Beyond Uncertainty: Evidential Deep Learning for Robust Video Temporal Grounding
Kaijing Ma, Haojian Huang, Jin Chen, Haodong Chen, Pengliang Ji, Xianghao Zang, Han Fang, Chao Ban, Hao Sun, Mulin Chen, Xuelong Li
TL;DR
This work addresses open-world Video Temporal Grounding (VTG) by integrating Evidential Deep Learning (EDL) into a robust VTG framework. The proposed SRAM module employs a two-stage cross-modal alignment with Reflective Flipped Fusion (RFF) blocks and a masked-language-modeling pretraining regime, while a DER-based evidential head quantifies both aleatoric and epistemic uncertainty.
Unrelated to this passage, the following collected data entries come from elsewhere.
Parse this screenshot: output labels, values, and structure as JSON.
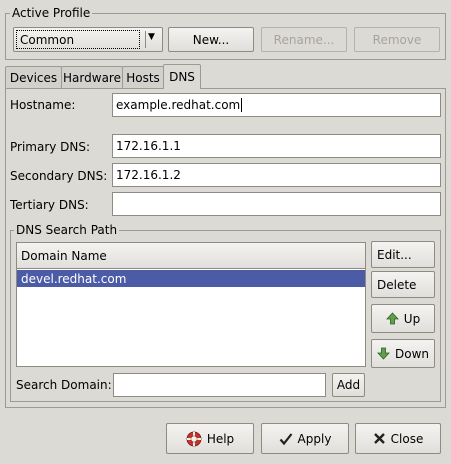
{
  "profile": {
    "section_label": "Active Profile",
    "selected": "Common",
    "new_label": "New...",
    "rename_label": "Rename...",
    "remove_label": "Remove"
  },
  "tabs": [
    {
      "label": "Devices"
    },
    {
      "label": "Hardware"
    },
    {
      "label": "Hosts"
    },
    {
      "label": "DNS"
    }
  ],
  "dns": {
    "hostname_label": "Hostname:",
    "hostname_value": "example.redhat.com",
    "primary_label": "Primary DNS:",
    "primary_value": "172.16.1.1",
    "secondary_label": "Secondary DNS:",
    "secondary_value": "172.16.1.2",
    "tertiary_label": "Tertiary DNS:",
    "tertiary_value": ""
  },
  "search_path": {
    "section_label": "DNS Search Path",
    "column_header": "Domain Name",
    "rows": [
      "devel.redhat.com"
    ],
    "edit_label": "Edit...",
    "delete_label": "Delete",
    "up_label": "Up",
    "down_label": "Down",
    "search_domain_label": "Search Domain:",
    "search_domain_value": "",
    "add_label": "Add"
  },
  "footer": {
    "help_label": "Help",
    "apply_label": "Apply",
    "close_label": "Close"
  },
  "colors": {
    "window_bg": "#dcdad5",
    "selection_bg": "#4b5ba6",
    "selection_text": "#ffffff"
  }
}
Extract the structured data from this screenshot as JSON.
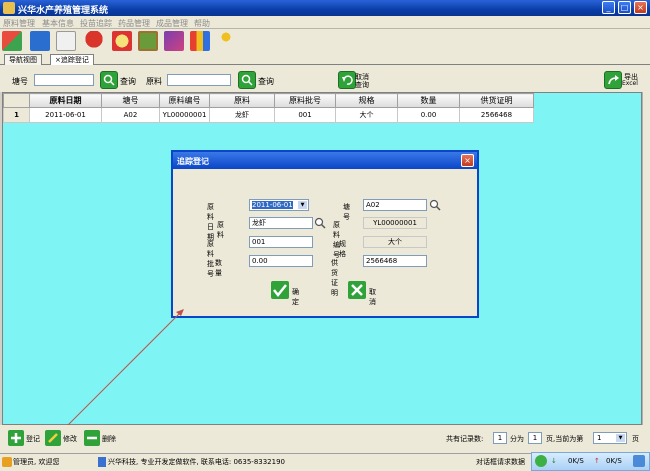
{
  "window": {
    "title": "兴华水产养殖管理系统"
  },
  "menu": [
    "原料管理",
    "基本信息",
    "投苗追踪",
    "药品管理",
    "成品管理",
    "帮助"
  ],
  "tabs": [
    {
      "label": "导航视图"
    },
    {
      "label": "追踪登记"
    }
  ],
  "search": {
    "pond_label": "塘号",
    "pond_value": "",
    "query_label_1": "查询",
    "material_label": "原料",
    "material_value": "",
    "query_label_2": "查询",
    "cancel_query_line1": "取消",
    "cancel_query_line2": "查询",
    "export_line1": "导出",
    "export_line2": "Excel"
  },
  "table": {
    "columns": [
      "原料日期",
      "塘号",
      "原料编号",
      "原料",
      "原料批号",
      "规格",
      "数量",
      "供货证明"
    ],
    "rows": [
      {
        "num": "1",
        "cells": [
          "2011-06-01",
          "A02",
          "YL00000001",
          "龙虾",
          "001",
          "大个",
          "0.00",
          "2566468"
        ]
      }
    ]
  },
  "dialog": {
    "title": "追踪登记",
    "date_label": "原料日期",
    "date_value": "2011-06-01",
    "pond_label": "塘号",
    "pond_value": "A02",
    "material_label": "原料",
    "material_value": "龙虾",
    "material_code_label": "原料编号",
    "material_code_value": "YL00000001",
    "batch_label": "原料批号",
    "batch_value": "001",
    "spec_label": "规格",
    "spec_value": "大个",
    "qty_label": "数量",
    "qty_value": "0.00",
    "cert_label": "供货证明",
    "cert_value": "2566468",
    "ok_label": "确定",
    "cancel_label": "取消"
  },
  "actions": {
    "register_label": "登记",
    "edit_label": "修改",
    "delete_label": "删除"
  },
  "pager": {
    "total_label": "共有记录数:",
    "total_value": "1",
    "split_label": "分为",
    "pages_value": "1",
    "current_label": "页,当前为第",
    "current_value": "1",
    "page_suffix": "页"
  },
  "status": {
    "user": "管理员, 欢迎您",
    "company": "兴华科技, 专业开发定做软件, 联系电话: 0635-8332190",
    "request": "对话框请求数据",
    "net_down": "0K/S",
    "net_up": "0K/S"
  },
  "colors": {
    "grid_bg": "#7ff4f4",
    "title_blue": "#0a46c8",
    "accent_green": "#2fa33a",
    "arrow_red": "#c0504d"
  }
}
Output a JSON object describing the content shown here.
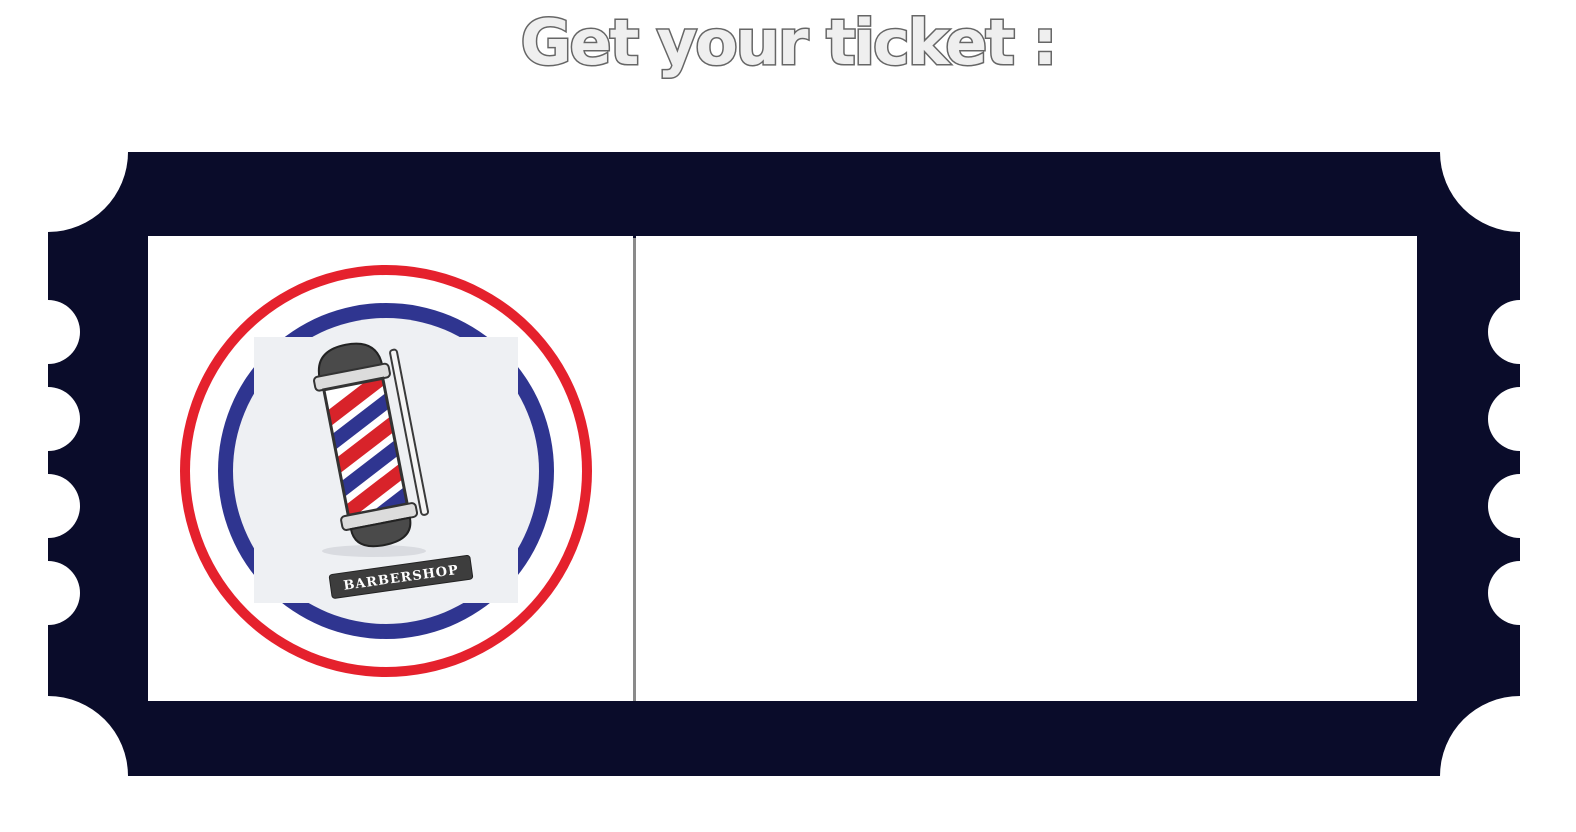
{
  "page": {
    "title": "Get your ticket :"
  },
  "ticket": {
    "frame_color": "#0a0c2a",
    "panel_color": "#ffffff",
    "divider_color": "#8a8a8a",
    "logo": {
      "text": "BARBERSHOP",
      "ring_outer_color": "#e5212d",
      "ring_inner_color": "#2f3590",
      "stripe_colors": [
        "#d8232a",
        "#ffffff",
        "#2f3590"
      ],
      "icon": "barber-pole-icon"
    }
  }
}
To overcome regularizer flaws in vanilla DER, the authors introduce Geom-regularization (Type I and II lines) that adaptively calibrates evidence with prediction error, yielding more trustworthy uncertainty estimates. Extensive experiments across multiple VTG benchmarks demonstrate strong grounding performance and improved uncertainty calibration, including robustness to open-world and adversarial conditions. The approach advances reliable, uncertainty-aware VTG with potential impact on video-language systems and human–computer interactions in noisy or out-of-distribution contexts.
Abstract
Existing Video Temporal Grounding (VTG) models excel in accuracy but often overlook open-world challenges posed by open-vocabulary queries and untrimmed videos. This leads to unreliable predictions for noisy, corrupted, and out-of-distribution data. Adapting VTG models to dynamically estimate uncertainties based on user input can address this issue. To this end, we introduce SRAM, a robust network module that benefits from a two-stage cross-modal alignment task. More importantly, it integrates Deep Evidential Regression (DER) to explicitly and thoroughly quantify uncertainty during training, thus allowing the model to say "I do not know" in scenarios beyond its handling capacity. However, the direct application of traditional DER theory and its regularizer reveals structural flaws, leading to unintended constraints in VTG tasks. In response, we develop a simple yet effective Geom-regularizer that enhances the uncertainty learning framework from the ground up. To the best of our knowledge, this marks the first successful attempt of DER in VTG. Our extensive quantitative and qualitative results affirm the effectiveness, robustness, and interpretability of our modules and the uncertainty learning paradigm in VTG tasks. The code will be made available.